In terms of nomenclature, they're commonly referred to as "gerundive clauses" or "gerundive adjuncts" among other things. How satisfactory this nomenclature is obviously depends a little on your precise analysis of what a "gerund" is.

[In a strict definition, a "gerund" is usually taken to be an -ing form with predominantly verb-like features-- so having a subject and object, being passivisable etc-- while at the same time filling a structural position (subject of the sentence, complement of a verb or preposition etc) where you would ordinarily get a noun phrase. You have the slight problem here that it's not always obvious that such clauses fill a slot where you'd ordinarily get a noun phrase-- but it does depend a bit on your analysis.]

If you're not too fussy, you could maybe just think of them as 'a clause with an -ing form for the verb that fills a position in the sentence where you'd normally get an adverbial or prepositional phrase'.
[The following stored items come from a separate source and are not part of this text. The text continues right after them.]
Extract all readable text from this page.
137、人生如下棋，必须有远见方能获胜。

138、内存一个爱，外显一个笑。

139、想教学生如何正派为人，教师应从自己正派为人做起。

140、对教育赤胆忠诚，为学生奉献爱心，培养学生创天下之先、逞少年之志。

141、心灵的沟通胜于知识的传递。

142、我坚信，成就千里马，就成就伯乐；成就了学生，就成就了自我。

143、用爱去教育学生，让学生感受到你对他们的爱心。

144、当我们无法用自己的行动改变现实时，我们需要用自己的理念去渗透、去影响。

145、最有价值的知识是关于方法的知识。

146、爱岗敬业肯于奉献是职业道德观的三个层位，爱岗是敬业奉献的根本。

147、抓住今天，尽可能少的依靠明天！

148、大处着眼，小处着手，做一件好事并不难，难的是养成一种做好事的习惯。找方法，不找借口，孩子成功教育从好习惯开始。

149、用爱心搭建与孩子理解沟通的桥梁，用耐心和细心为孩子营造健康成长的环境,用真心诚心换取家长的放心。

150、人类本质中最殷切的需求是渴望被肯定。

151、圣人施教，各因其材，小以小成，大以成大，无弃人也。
It's a common, natural structure in English and various other languages. Because the subject is implied rather than overtly stated, there is a danger of ambiguity in a few cases. However, usually it is clear who or what the implied subject is. The trap that many prescriptivists fall into is to (wrongly) assume that the implied subject of the gerundive clause has for some reason to be the same subject as the outer clause. In reality, it can be other things. For example, in:

"How many glasses were broken washing up?"

the implied subject of "washing up" is itself the implied agent of the passive "were broken". And yet, despite this complexity, the meaning is perfectly clear.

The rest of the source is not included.